To start off with you don’t quite understand what the Schwarzschild radius is. It is not some limit of size where an object gets bigger and bigger, creeping up on it from below and when it is finally reached the object becomes a black hole.
Instead the Schwarzschild radius is the radius *below* which the force of gravity would cause it to irreversibly collapse. There would be a star which is balancing the force of its own gravity pulling inward against the force of the fusion in its core pushing outwards, until it runs out of fuel and gravity can crush it into a black hole.

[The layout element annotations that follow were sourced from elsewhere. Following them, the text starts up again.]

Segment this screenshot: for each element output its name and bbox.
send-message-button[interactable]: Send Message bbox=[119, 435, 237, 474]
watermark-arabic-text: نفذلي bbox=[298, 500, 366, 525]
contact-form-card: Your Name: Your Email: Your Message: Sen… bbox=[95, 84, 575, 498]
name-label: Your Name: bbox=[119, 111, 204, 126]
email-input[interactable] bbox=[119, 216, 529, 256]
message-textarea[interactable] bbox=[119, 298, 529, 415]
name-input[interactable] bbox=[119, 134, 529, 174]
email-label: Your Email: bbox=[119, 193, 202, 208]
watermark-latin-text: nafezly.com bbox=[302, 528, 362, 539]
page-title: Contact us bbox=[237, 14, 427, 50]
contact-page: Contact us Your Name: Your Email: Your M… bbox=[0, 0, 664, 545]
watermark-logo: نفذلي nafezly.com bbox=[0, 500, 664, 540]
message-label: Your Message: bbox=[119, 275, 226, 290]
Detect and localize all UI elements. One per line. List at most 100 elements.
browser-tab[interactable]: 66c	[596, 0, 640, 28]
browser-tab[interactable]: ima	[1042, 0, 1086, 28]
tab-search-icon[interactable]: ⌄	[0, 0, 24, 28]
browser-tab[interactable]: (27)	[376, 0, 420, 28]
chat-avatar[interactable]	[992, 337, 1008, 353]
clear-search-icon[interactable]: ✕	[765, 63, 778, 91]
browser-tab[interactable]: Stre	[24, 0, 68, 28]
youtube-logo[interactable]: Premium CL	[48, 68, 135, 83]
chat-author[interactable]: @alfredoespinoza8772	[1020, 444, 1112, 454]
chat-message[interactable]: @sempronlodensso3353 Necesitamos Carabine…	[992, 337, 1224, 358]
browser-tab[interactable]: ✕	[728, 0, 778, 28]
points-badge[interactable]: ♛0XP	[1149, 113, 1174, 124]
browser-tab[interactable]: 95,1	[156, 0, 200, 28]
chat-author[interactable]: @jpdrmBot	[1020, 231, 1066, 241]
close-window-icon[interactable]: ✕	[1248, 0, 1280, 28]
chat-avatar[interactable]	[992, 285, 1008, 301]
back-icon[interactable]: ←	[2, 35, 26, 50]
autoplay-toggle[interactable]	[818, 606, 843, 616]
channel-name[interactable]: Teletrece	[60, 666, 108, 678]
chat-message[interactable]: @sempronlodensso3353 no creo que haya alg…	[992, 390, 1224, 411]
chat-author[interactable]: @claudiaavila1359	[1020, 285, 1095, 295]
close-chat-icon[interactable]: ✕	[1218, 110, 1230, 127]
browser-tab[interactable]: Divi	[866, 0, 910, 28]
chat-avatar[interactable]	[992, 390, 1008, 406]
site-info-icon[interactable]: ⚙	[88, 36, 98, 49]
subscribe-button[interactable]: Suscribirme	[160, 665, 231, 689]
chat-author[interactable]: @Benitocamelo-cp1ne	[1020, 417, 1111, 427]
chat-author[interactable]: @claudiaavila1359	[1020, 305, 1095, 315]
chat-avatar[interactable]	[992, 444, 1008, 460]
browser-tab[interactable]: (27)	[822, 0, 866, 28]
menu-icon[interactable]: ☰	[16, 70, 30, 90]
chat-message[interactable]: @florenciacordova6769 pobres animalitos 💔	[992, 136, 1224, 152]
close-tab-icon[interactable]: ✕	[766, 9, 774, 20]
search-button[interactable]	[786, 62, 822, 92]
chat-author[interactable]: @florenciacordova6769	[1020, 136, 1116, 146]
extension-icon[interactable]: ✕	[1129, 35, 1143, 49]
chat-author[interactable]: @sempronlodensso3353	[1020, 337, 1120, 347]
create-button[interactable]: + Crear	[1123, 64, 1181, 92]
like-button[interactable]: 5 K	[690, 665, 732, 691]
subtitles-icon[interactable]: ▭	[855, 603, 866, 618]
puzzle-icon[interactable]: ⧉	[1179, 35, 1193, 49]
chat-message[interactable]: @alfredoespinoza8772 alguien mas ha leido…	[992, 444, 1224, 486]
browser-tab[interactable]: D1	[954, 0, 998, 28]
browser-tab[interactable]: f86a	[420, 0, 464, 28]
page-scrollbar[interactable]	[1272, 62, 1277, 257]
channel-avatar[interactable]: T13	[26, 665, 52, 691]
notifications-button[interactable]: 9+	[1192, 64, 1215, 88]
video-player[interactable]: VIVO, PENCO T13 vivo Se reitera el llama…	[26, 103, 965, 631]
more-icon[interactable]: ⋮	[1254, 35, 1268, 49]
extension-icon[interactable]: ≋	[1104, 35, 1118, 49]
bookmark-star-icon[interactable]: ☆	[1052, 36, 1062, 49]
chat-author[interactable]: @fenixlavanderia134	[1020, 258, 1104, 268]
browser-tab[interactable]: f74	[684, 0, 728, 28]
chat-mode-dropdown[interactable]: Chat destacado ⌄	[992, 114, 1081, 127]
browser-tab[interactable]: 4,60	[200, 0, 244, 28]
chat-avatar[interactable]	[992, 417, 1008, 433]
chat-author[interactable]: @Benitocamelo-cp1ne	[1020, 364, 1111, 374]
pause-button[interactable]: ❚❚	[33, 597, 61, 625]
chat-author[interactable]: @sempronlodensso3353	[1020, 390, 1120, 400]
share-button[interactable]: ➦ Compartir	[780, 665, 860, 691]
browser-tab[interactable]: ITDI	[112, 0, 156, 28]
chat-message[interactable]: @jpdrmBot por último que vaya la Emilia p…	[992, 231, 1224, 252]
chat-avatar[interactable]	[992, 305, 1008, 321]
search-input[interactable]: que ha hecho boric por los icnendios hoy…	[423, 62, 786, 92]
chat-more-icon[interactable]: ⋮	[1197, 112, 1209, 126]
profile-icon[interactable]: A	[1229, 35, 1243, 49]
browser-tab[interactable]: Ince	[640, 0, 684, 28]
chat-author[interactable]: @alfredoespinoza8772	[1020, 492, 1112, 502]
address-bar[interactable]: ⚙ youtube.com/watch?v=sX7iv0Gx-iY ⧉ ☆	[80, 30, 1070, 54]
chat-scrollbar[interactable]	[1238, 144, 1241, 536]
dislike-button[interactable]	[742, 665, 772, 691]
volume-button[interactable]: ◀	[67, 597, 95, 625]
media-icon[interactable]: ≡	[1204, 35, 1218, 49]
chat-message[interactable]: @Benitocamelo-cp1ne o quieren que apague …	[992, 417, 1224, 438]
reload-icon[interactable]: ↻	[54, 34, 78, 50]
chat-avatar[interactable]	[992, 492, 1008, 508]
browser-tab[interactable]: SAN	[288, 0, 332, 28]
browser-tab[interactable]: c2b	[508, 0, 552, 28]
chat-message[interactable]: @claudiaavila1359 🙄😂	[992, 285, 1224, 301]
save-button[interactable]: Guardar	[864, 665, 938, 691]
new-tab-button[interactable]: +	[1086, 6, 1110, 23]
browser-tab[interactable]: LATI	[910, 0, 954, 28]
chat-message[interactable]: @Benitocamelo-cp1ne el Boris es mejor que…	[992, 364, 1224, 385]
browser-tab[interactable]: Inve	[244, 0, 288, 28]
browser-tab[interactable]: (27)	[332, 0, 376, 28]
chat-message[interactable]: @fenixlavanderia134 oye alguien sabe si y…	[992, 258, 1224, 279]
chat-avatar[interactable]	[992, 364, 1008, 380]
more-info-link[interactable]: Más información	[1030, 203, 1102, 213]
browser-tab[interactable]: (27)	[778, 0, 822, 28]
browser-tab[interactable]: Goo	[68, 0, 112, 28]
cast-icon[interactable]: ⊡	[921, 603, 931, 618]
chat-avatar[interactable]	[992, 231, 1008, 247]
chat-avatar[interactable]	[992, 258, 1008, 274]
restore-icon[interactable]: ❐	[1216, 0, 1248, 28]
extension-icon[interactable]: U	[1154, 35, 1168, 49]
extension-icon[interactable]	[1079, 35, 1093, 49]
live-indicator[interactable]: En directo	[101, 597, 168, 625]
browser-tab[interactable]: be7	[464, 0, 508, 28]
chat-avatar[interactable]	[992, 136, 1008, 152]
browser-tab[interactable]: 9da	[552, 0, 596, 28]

Or you might have a neutron star which is cooled and prevented from further collapse just by neutron degeneracy pressure (you can’t pack neutrons any closer together) but that if somehow it was compressed into a smaller radius overcoming that pressure, below the Schwarzschild radius it would collapse into a black hole.
Based on the above what you really should be asking is if something could grow larger while **below** the Schwarzschild radius. And no, it can’t. Gravity pulls on things with mass, and *light doesn’t have mass*. An asteroid being tugged into a curved path by the gravity of a massive star is not the same thing as what happens when light’s path is bent by a massive object. Instead what is happening with light is that the light is not affected by gravity, the *space itself* is. Space itself is bent by gravity and light just follows along what to it is a straight line.
When a black hole is formed light is unable to escape not because it can’t claw itself away from the force of gravity, but because gravity warps space itself to the extent that **all directions point inward** to the black hole. There is no direction that light or anything else can travel to move away from deeper into the black hole so we can be certain it can’t become larger. There is literally “no way” for that to happen.